Computational Methods for Nonlinear Systems

Physics 7682 - Fall 2014


Instructor: Chris Myers

Mondays & Fridays 1:30-3:30, Rockefeller B3 (directions)

http://www.physics.cornell.edu/~myers/teaching/ComputationalMethods/

US Presidential Election

Background

The 2012 US Election season is upon us, which will result in the selection of a new President. The President of the US is elected in a somewhat complicated fashion, not being directly elected by the people, but instead being selected by an Electoral College composed of electors from each of the 50 states and the District of Columbia.

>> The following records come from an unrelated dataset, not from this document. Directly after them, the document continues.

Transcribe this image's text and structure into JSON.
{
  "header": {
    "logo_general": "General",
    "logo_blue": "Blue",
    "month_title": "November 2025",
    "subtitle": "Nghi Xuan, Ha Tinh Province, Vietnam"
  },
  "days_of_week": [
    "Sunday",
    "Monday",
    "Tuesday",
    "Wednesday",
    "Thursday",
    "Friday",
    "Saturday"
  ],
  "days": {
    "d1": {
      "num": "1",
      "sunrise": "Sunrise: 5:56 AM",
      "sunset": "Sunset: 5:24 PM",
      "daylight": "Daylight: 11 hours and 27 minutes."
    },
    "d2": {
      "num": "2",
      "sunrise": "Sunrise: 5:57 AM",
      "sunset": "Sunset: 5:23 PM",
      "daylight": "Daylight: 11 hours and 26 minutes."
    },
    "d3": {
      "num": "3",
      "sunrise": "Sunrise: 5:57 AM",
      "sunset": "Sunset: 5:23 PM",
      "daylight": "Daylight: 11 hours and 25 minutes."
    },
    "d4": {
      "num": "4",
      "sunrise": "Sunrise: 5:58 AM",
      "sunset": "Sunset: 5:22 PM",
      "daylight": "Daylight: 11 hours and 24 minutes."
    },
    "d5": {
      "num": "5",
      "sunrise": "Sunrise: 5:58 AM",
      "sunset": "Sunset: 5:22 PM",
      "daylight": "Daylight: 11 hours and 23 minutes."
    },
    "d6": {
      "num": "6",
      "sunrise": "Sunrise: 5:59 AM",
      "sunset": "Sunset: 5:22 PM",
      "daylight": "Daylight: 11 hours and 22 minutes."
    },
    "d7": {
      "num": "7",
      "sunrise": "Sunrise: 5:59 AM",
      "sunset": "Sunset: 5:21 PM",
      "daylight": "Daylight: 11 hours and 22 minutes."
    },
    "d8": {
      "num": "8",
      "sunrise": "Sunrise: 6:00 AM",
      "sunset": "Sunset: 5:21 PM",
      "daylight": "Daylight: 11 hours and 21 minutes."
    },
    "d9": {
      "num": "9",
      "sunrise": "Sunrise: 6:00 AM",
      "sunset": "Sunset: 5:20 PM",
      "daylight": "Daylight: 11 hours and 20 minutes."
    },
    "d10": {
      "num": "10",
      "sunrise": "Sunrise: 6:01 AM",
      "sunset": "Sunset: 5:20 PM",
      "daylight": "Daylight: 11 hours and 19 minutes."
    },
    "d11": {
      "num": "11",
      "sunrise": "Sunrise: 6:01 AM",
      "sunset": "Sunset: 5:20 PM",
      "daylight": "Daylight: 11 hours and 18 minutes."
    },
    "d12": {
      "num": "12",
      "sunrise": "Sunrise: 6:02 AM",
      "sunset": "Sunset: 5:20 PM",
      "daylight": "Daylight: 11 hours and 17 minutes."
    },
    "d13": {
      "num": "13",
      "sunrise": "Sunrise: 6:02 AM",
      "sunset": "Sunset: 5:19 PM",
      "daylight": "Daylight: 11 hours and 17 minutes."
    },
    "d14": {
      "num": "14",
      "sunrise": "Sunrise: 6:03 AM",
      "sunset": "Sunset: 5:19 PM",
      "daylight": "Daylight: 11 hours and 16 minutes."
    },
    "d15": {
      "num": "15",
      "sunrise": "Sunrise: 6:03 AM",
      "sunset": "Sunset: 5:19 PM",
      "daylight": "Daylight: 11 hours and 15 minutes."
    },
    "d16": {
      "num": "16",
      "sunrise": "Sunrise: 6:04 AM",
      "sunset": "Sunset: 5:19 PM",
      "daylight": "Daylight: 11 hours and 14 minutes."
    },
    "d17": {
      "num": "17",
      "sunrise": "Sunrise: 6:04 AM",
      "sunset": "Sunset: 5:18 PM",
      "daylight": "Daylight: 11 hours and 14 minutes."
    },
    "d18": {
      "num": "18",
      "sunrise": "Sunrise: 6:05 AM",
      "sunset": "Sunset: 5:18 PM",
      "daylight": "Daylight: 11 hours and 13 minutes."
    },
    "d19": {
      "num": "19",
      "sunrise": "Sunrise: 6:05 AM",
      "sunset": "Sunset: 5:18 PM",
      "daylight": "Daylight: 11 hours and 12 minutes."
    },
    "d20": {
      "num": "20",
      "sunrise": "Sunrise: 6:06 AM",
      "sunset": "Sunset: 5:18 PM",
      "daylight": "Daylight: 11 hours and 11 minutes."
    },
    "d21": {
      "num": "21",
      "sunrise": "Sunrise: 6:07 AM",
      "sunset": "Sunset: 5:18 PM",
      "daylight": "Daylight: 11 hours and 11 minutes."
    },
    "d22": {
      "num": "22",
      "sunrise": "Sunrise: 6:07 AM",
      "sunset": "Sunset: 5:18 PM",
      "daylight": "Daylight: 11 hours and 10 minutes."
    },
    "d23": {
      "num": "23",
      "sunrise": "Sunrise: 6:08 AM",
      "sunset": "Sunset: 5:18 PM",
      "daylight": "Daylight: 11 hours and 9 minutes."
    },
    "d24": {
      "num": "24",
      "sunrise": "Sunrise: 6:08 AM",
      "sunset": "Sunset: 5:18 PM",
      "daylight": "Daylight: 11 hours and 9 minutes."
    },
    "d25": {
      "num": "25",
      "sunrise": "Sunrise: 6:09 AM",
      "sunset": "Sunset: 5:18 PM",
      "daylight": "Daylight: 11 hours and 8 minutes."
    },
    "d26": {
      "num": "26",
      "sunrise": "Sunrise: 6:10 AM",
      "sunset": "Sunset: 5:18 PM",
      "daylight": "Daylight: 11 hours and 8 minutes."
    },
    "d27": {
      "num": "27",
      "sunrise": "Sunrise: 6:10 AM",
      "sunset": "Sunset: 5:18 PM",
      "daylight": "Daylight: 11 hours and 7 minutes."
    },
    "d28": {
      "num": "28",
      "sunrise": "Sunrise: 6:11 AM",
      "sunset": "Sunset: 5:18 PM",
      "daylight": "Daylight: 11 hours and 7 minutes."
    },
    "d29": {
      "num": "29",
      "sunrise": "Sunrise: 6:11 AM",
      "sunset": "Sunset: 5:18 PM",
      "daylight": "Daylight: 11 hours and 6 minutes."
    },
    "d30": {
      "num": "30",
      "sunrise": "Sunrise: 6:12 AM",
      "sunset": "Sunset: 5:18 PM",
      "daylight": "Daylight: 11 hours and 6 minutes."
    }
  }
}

There are a number of websites that collect and track polling data, and make projections of the expected Electoral Vote outcome on election day: November 6, 2012. These websites include: Pollster.com, electoral-vote.com, fivethirtyeight.com, and The Princeton Election Consortium, and many, many others.

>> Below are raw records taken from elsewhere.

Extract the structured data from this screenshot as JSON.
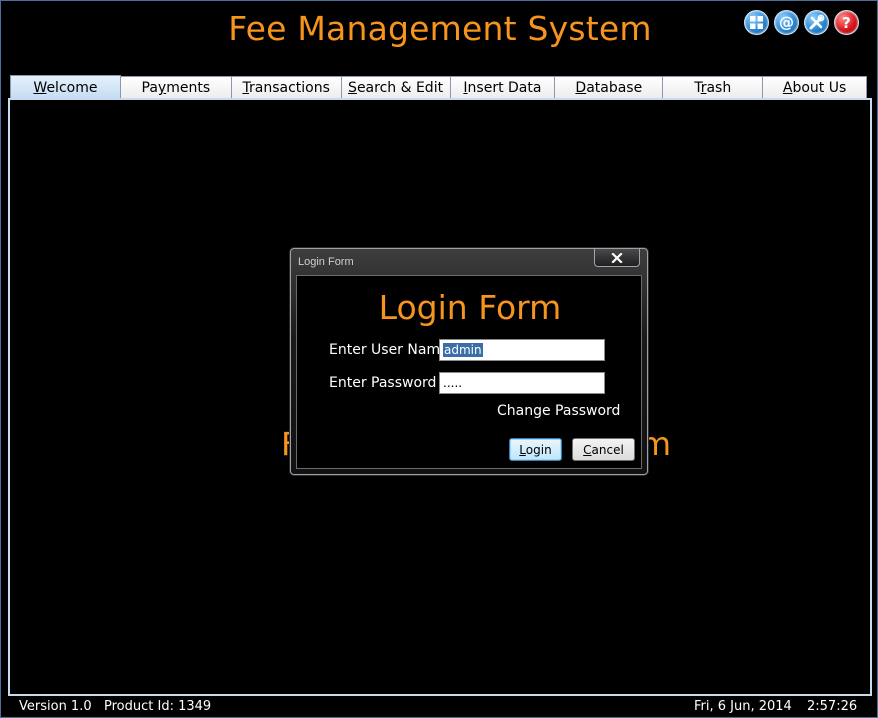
{
  "app": {
    "title": "Fee Management System"
  },
  "toolbar": {
    "icons": [
      "grid-icon",
      "email-icon",
      "tools-icon",
      "help-icon"
    ]
  },
  "tabs": [
    {
      "pre": "",
      "key": "W",
      "post": "elcome",
      "active": true
    },
    {
      "pre": "Pa",
      "key": "y",
      "post": "ments",
      "active": false
    },
    {
      "pre": "",
      "key": "T",
      "post": "ransactions",
      "active": false
    },
    {
      "pre": "",
      "key": "S",
      "post": "earch & Edit",
      "active": false
    },
    {
      "pre": "",
      "key": "I",
      "post": "nsert Data",
      "active": false
    },
    {
      "pre": "",
      "key": "D",
      "post": "atabase",
      "active": false
    },
    {
      "pre": "T",
      "key": "r",
      "post": "ash",
      "active": false
    },
    {
      "pre": "",
      "key": "A",
      "post": "bout Us",
      "active": false
    }
  ],
  "background": {
    "partial_left": "F",
    "partial_right": "m"
  },
  "dialog": {
    "caption": "Login Form",
    "heading": "Login Form",
    "username_label": "Enter User Name",
    "username_value": "admin",
    "password_label": "Enter Password",
    "password_value": ".....",
    "change_password": "Change Password",
    "login_button": {
      "key": "L",
      "post": "ogin"
    },
    "cancel_button": {
      "key": "C",
      "post": "ancel"
    }
  },
  "status": {
    "version": "Version 1.0   Product Id: 1349",
    "date": "Fri, 6 Jun, 2014",
    "time": "2:57:26"
  },
  "colors": {
    "accent": "#f7941d",
    "background": "#000000",
    "selection": "#3a6ea5"
  }
}
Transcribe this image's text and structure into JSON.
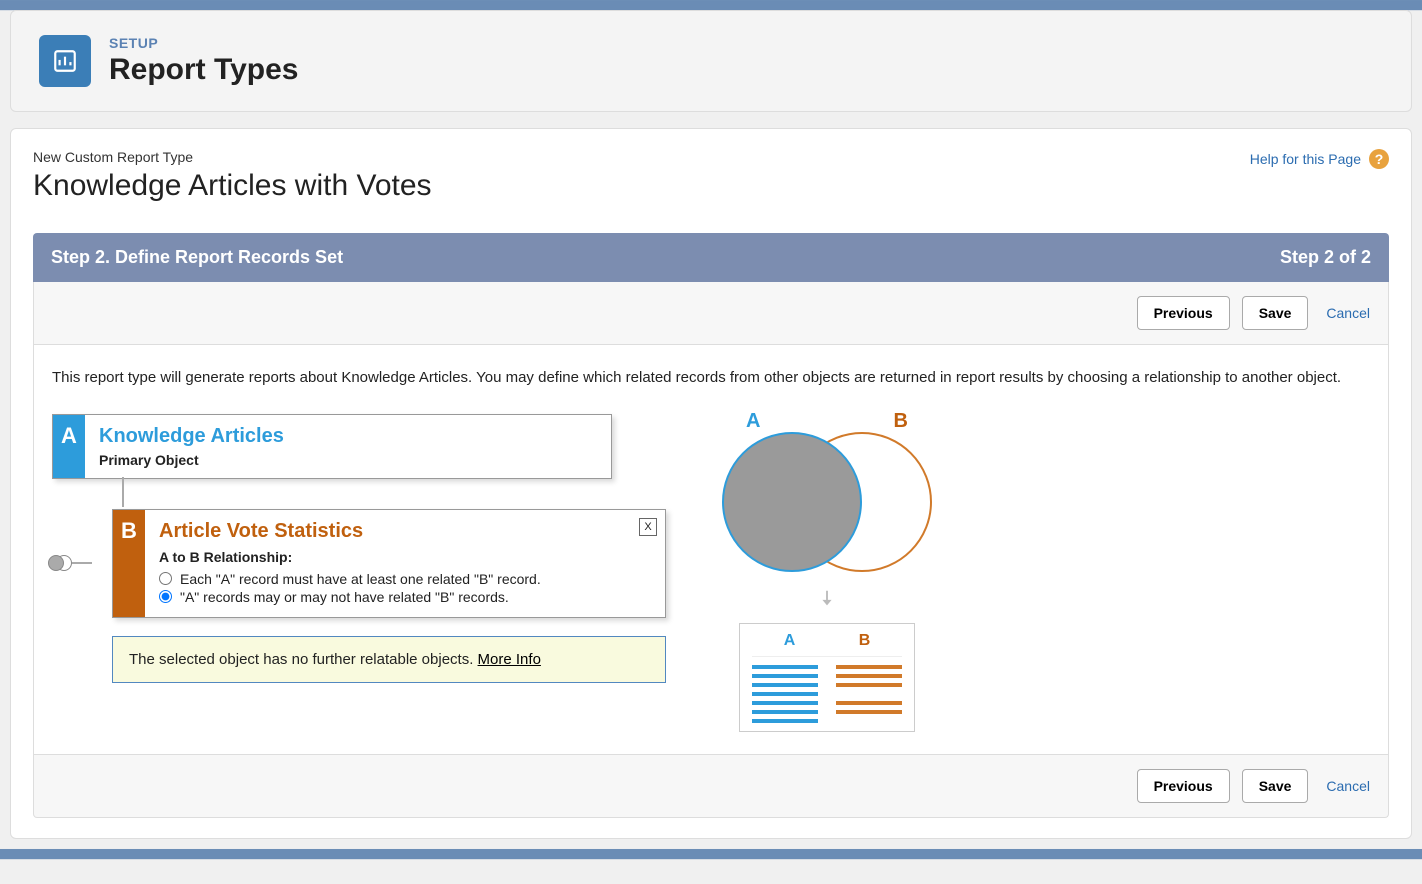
{
  "header": {
    "setup_label": "SETUP",
    "page_title": "Report Types"
  },
  "page": {
    "breadcrumb": "New Custom Report Type",
    "title": "Knowledge Articles with Votes",
    "help_label": "Help for this Page"
  },
  "step": {
    "label": "Step 2. Define Report Records Set",
    "counter": "Step 2 of 2"
  },
  "buttons": {
    "previous": "Previous",
    "save": "Save",
    "cancel": "Cancel"
  },
  "description": "This report type will generate reports about Knowledge Articles. You may define which related records from other objects are returned in report results by choosing a relationship to another object.",
  "object_a": {
    "letter": "A",
    "title": "Knowledge Articles",
    "subtitle": "Primary Object"
  },
  "object_b": {
    "letter": "B",
    "title": "Article Vote Statistics",
    "relationship_label": "A to B Relationship:",
    "option1": "Each \"A\" record must have at least one related \"B\" record.",
    "option2": "\"A\" records may or may not have related \"B\" records.",
    "close_label": "X"
  },
  "info": {
    "text": "The selected object has no further relatable objects. ",
    "link": "More Info"
  },
  "diagram": {
    "label_a": "A",
    "label_b": "B"
  }
}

This exercise uses polling data to support the analysis and exploration of the electoral college map. At the moment, this exercise is targeted toward data synthesized by The Princeton Election Consortium, but similar sorts of analyses could be done with other data streams. (The Princeton data are usefully organized, the underlying code is available for those who are interested in the details, and the Princeton site offers a different computational approach than some of the other sites.) This exercise is not intended to be an introduction to polling methodologies, which is the focus of much serious work in the field (appropriately so). Nor is it intended to be partisan. Rather, it aims to introduce a few of the issues that arise in the analysis of US presidential elections, and perhaps feed interest in more rigorous and systematic endeavors.

Learning Goals

Science: You will learn some basics of the US Electoral College system (including what happens in the event of a 269-269 ties), perhaps a little bit about polling methodologies, and connections to some of the other course modules (e.g., NumberPartitioning and Random Text generation).

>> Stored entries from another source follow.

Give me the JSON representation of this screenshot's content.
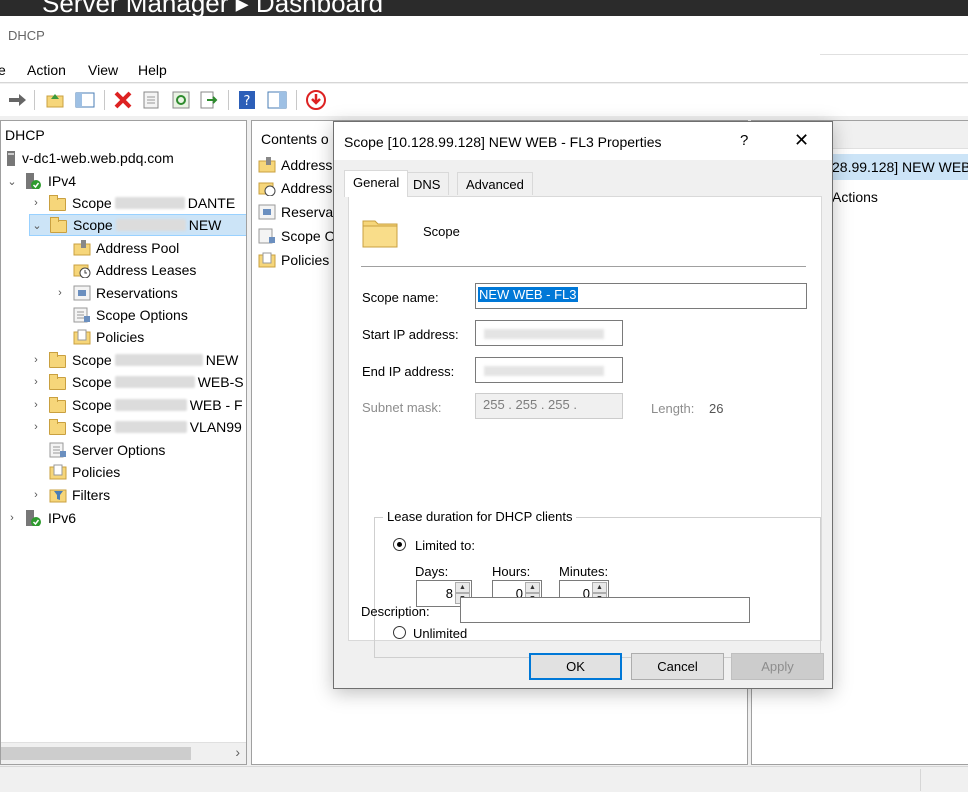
{
  "window": {
    "top_title": "Server Manager ▸ Dashboard",
    "app_title": "DHCP"
  },
  "menu": [
    "e",
    "Action",
    "View",
    "Help"
  ],
  "tree": {
    "root": "DHCP",
    "server": "v-dc1-web.web.pdq.com",
    "ipv4": "IPv4",
    "scopes": [
      {
        "label": "Scope",
        "suffix": "DANTE"
      },
      {
        "label": "Scope",
        "suffix": "NEW"
      },
      {
        "label": "Scope",
        "suffix": "NEW"
      },
      {
        "label": "Scope",
        "suffix": "WEB-S"
      },
      {
        "label": "Scope",
        "suffix": "WEB - F"
      },
      {
        "label": "Scope",
        "suffix": "VLAN99"
      }
    ],
    "scope_children": [
      "Address Pool",
      "Address Leases",
      "Reservations",
      "Scope Options",
      "Policies"
    ],
    "ipv4_items": [
      "Server Options",
      "Policies",
      "Filters"
    ],
    "ipv6": "IPv6"
  },
  "content": {
    "header": "Contents o",
    "items": [
      "Address",
      "Address",
      "Reservat",
      "Scope O",
      "Policies"
    ]
  },
  "actions": {
    "selected": "28.99.128] NEW WEB",
    "more": "Actions"
  },
  "dialog": {
    "title": "Scope [10.128.99.128] NEW WEB - FL3 Properties",
    "help": "?",
    "close": "✕",
    "tabs": [
      "General",
      "DNS",
      "Advanced"
    ],
    "scope_heading": "Scope",
    "scope_name_label": "Scope name:",
    "scope_name_value": "NEW WEB - FL3",
    "start_ip_label": "Start IP address:",
    "end_ip_label": "End IP address:",
    "subnet_label": "Subnet mask:",
    "subnet_value": "255 . 255 . 255 .",
    "length_label": "Length:",
    "length_value": "26",
    "lease_group": "Lease duration for DHCP clients",
    "limited_label": "Limited to:",
    "days_label": "Days:",
    "hours_label": "Hours:",
    "minutes_label": "Minutes:",
    "days_value": "8",
    "hours_value": "0",
    "minutes_value": "0",
    "unlimited_label": "Unlimited",
    "description_label": "Description:",
    "description_value": "",
    "ok": "OK",
    "cancel": "Cancel",
    "apply": "Apply"
  }
}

Computation: You will learn how to download data from the web and parse it for your purposes, how to sample from probability distributions to generate synthetic election data, and how to use convolutions to compute exact combinatorial distributions.

Procedure

If, at any point, you're interested in getting more detail on the polling data, the underlying methodology, or the more detailed approach taken by The Princeton Election Consortium, see the FAQ or the information For Fellow Geeks. (Yes, we're geeks, and we vote.)
  1. Download the file Vote2008Hints.py from the course website, and rename it to Vote2008.py. [The file name is historic -- this module was originally designed for the 2008 election.]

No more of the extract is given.